Setting Up: So funny all the different rituals I observed from other triathletes and yet how relaxed I felt. I knew at this point (you know, morning of the race) that being a wreck would only hinder my swim performance. The biking distance was slightly less than my work commute and a 5K is such a doable distance (hopefully, I won't have lead legs). But swim...well, I needed to keep my cool if I was going to swim a half mile. I got my little space set up and decided to get the lay of the land by paying attention to the swim in/bike out/bike in/run out locations. It's helpful if I actually look like I know what I'm doing! Then I trekked down to the beach to feel how rough the sand and crushed sea shells were and to take a dip in the water. Blech! Salt Water?! I didn't think about that! Next thing I knew, it was time to line up by waves. Then I heard those damning words..."Ladies over 40, get ready!" Are you serious? I couldn't believe he announced our ages! Seriously, "Red caps, get ready" would have been just fine. Perfect even!

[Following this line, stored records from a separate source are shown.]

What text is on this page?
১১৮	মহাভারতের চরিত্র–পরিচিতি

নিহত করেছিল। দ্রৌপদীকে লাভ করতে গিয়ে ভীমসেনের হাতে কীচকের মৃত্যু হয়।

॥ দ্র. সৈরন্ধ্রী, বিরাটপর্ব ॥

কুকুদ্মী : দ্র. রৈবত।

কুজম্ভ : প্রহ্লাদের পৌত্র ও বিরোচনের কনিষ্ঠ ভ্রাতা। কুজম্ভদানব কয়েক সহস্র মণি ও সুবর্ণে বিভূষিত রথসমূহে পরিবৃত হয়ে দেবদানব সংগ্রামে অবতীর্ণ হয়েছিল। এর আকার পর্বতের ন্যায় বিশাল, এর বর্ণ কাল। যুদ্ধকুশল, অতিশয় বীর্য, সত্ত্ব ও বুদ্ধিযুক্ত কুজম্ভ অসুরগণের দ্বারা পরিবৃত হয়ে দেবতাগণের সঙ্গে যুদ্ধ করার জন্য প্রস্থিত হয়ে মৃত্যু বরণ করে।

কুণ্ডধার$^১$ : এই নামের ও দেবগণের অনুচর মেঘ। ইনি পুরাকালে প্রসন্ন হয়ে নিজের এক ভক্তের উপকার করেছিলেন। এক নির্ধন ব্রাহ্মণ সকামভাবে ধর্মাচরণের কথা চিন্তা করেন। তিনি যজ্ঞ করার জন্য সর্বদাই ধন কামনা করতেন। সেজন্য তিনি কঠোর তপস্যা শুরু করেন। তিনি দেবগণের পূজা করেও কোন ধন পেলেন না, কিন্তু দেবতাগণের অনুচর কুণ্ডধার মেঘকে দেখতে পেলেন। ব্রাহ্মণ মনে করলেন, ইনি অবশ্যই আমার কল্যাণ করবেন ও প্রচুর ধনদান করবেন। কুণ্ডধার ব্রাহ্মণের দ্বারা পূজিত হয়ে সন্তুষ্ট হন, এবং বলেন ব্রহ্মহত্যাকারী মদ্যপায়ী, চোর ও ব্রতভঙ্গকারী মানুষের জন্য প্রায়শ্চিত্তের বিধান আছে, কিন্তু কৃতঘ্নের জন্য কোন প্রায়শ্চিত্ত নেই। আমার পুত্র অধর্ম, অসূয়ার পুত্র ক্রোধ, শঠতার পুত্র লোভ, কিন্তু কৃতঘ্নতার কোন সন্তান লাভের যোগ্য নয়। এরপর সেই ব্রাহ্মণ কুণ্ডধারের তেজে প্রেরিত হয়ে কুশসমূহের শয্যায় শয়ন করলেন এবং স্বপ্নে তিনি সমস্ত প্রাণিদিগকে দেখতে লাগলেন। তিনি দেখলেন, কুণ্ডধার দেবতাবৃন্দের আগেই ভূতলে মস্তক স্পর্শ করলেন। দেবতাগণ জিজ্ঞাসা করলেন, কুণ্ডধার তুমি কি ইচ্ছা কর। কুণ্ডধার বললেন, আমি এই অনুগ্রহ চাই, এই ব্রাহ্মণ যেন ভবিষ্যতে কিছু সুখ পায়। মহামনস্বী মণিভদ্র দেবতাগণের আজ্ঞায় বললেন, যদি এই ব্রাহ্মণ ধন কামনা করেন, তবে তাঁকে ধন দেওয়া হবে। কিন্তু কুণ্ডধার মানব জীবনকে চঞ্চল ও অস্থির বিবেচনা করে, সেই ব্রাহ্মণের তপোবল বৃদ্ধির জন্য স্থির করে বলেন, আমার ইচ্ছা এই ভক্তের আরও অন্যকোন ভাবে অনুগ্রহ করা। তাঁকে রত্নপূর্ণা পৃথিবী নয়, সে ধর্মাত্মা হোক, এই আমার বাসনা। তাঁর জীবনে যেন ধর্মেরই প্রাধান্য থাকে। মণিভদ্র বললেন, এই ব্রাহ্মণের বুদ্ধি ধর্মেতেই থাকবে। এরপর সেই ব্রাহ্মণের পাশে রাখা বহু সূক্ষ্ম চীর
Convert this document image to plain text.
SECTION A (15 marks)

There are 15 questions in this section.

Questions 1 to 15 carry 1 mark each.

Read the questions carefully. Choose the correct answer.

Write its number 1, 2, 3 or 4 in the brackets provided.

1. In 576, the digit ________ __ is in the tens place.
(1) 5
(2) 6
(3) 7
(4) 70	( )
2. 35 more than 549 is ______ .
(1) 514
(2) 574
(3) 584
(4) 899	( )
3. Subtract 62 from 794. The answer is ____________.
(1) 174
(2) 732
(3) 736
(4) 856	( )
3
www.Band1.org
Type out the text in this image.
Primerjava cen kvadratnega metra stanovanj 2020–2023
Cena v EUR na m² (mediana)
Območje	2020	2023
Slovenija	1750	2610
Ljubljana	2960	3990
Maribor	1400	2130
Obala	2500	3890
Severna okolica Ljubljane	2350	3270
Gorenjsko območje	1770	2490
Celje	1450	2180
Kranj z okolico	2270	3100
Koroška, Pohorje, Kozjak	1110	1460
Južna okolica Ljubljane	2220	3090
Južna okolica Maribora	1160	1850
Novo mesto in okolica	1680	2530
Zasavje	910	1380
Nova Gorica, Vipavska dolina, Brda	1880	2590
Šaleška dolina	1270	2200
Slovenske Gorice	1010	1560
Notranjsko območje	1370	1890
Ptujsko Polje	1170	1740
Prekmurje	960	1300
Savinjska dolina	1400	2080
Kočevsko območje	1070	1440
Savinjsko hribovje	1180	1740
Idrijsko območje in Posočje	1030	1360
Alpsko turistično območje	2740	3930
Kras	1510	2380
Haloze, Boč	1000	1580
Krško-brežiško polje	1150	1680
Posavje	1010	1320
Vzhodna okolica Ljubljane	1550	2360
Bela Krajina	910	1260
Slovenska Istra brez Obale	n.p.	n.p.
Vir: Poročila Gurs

Swim. Nice rectangular course. Swim out to the first orange buoy, turn right and swim past three more buoys, turn right again and swim to the shore. Seems simple enough. But wtf, that first buoy seemed a mile away! I'm glad I never had to flip onto my back to calm myself (like Portland) and I managed to keep up my plan of swim 20 strokes, breast stroke to sight, repeat. The plan worked and got me safely to shore in 22:47 - an improvement of 8:03 from my half mile Portland swim!
T1: My hand is bleeding - yikes! Why won't my socks go on my wet feet?! Tell me again, which part of the helmet is the front? Argh - salt water in the mouth is disgusting! Where is my water? And gel - must fuel up. Ahhh, double latte powergel tastes so good and helps remove the salt taste. The hand - damn, still bleeding. Must have been the rough side of the third buoy marker when I made contact. Oh well, get on that bike and ride, girl! Must work on my T1 time in the future - logged in at 3:23.
Bike. Loved this course. As I was leaving transition, another girl yelled at me to hurry up and we could ride together. Cool! I've never ridden with someone else. Red rover, red rover, send Robin right over. We rode up Calf Pasture Beach Road turning onto Gregory and Saugatuck. Beautiful homes - mansions really. The weather was wonderful for a ride - clear skies and low 70s. The bike portion consisted of two loops and I could have pushed harder, but was still pleased with the results. Finished 12.5 miles in 49:41 (15.1mph).
T2. Drop off bike, get some water, pull on my hat (to hide helmet hair!) and get the H-E-double toothpicks out of there. The run was beautiful with a little over half the course along the shoreline. At first, I thought I had cement blocks attached to my feet, but then everything started feeling good because I WAS RUNNING - doing what I love to do. During the bike portion, Gina (my cycling friend)had commented that I must be from the Midwest because I was thanking all the volunteers. The volunteers were just fantastic and I noticed it even more during the run portion. Each time I thanked one, I would hear words of encouragement right back. I swear I smiled through the whole run portion because of all those wonderful volunteers. I didn't feel I was moving very fast, but I sure was hoping to finish in 30-31 minutes. Woohoo - I clocked in a 29:15 run finish.
Post-Race. Loved crossing the finish line. I even threw up my arms in victory! I had so much fun and was so happy with my swim performance that I just wanted to do the Dora dance and sing, "I did it, yeah, I did it!" Grabbed my medal, a banana, water, and went back to the finish line to cheer on Gina. Afterwards, I texted hubs and the girls the good news, loaded up the car with my mess, and headed back to the hotel to treat my girls to breakfast on the waterfront. Coffee and conversation are best post-race!
Sunday afternoon, the girls and I spent a nice couple of hours at the Maritime Aquarium. It's become "our thing" - whenever we travel to a state, we always try to find a nearby Aquarium. The Maritime Aquarium in Norwalk was perfect. We got to watch the divers feed the sharks as well as learn all about what's in the Long Island Sound (you don't want to know and I certainly didn't enjoy finding out!), we got up close to sea lions, saw more than 10 different frogs, enjoyed the dinosaur exhibit, laughed with the otters - just such fun! Another tradition is to always take pictures against measuring sticks. We did exactly this about a year and a half ago at the Boston Aquarium and of course here as well. Such great memories!